Where will your business operate from?

Your business continuity plan should also specify where your business will operate from if your usual location is out of action. Think about an immediate contingency and longer-term options:

  • In the first few days you may decide that working from home is sufficient for you and your staff.
  • In the medium-term (beyond the first few days) you might want to use a temporary office, so your people can gather and have a base from which to work. Search online for short-term office providers and include their contact details in your plan.
  • In the longer-term, consider how your business would operate if you couldn't move back to your normal premises for a while. Do you have insurance to cover loss of earnings and additional costs? Do you have an emergency fund?

Delegate responsibility

Some types of problems could mean that not everyone in your business will be available to take charge. Make sure there's a clear line of responsibility so your business doesn't become paralysed by indecision.

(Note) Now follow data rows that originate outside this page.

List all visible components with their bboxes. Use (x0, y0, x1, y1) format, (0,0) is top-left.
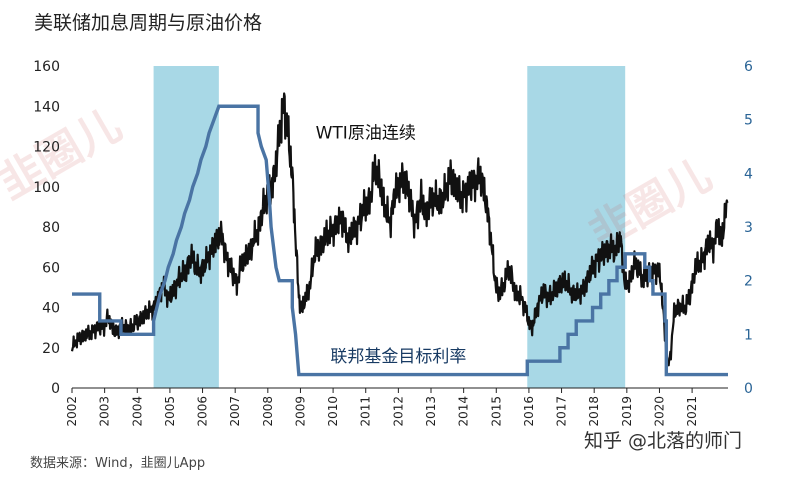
series-line-fed-funds-rate (72, 104, 728, 377)
x-tick-label: 2004 (130, 396, 144, 427)
x-tick-label: 2007 (228, 396, 242, 427)
y-right-tick-label: 1 (744, 327, 753, 343)
y-right-tick-label: 0 (744, 381, 753, 397)
credit-watermark: 知乎 @北落的师门 (584, 430, 743, 452)
annotation-wti: WTI原油连续 (316, 123, 416, 143)
x-tick-label: 2011 (359, 396, 373, 427)
y-right-tick-label: 2 (744, 274, 753, 290)
y-right-tick-label: 3 (744, 220, 753, 236)
chart-title: 美联储加息周期与原油价格 (34, 12, 263, 34)
x-tick-label: 2015 (489, 396, 503, 427)
x-tick-label: 2008 (261, 396, 275, 427)
y-left-tick-label: 120 (33, 140, 60, 156)
x-tick-label: 2014 (457, 396, 471, 427)
source-note: 数据来源：Wind，韭圈儿App (30, 456, 206, 471)
hike-period-band (153, 66, 219, 388)
y-left-tick-label: 160 (33, 59, 60, 75)
x-tick-label: 2021 (685, 396, 699, 427)
y-left-tick-label: 0 (51, 381, 60, 397)
y-left-tick-label: 60 (42, 260, 60, 276)
x-tick-label: 2002 (65, 396, 79, 427)
x-tick-label: 2019 (620, 396, 634, 427)
x-tick-label: 2006 (196, 396, 210, 427)
series-line-wti (70, 92, 729, 367)
y-left-tick-label: 20 (42, 341, 60, 357)
y-right-tick-label: 4 (744, 166, 753, 182)
x-tick-label: 2012 (391, 396, 405, 427)
x-tick-label: 2017 (555, 396, 569, 427)
x-tick-label: 2013 (424, 396, 438, 427)
x-tick-label: 2020 (652, 396, 666, 427)
x-tick-label: 2016 (522, 396, 536, 427)
watermark-text: 韭圈儿 (0, 99, 130, 209)
x-tick-label: 2003 (98, 396, 112, 427)
x-tick-label: 2009 (293, 396, 307, 427)
x-tick-label: 2005 (163, 396, 177, 427)
y-left-tick-label: 140 (33, 99, 60, 115)
y-left-tick-label: 80 (42, 220, 60, 236)
axes: 0 20 40 60 80 100 120 140 160 0 1 2 3 4 5 6 2002 2003 2004… (33, 59, 753, 427)
x-tick-label: 2018 (587, 396, 601, 427)
x-tick-label: 2010 (326, 396, 340, 427)
y-right-tick-label: 5 (744, 113, 753, 129)
annotation-fed-rate: 联邦基金目标利率 (330, 347, 466, 367)
y-right-tick-label: 6 (744, 59, 753, 75)
series (70, 92, 729, 377)
y-left-tick-label: 40 (42, 301, 60, 317)
y-left-tick-label: 100 (33, 180, 60, 196)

People who can stay cool and have good organisational skills are often good at assuming responsibility in an emergency. You may wish to look for these qualities when nominating deputies.

Keep it somewhere safe

Finally, remember that your business continuity plan is only of use if you can get at it when you need it.

Make sure everyone in your business has a copy, and store it in several places so you're confident you can access it. Keep a hard copy in your desk and at home, save it to your central server and upload it to an online storage space - like that provided by Dropbox or Box.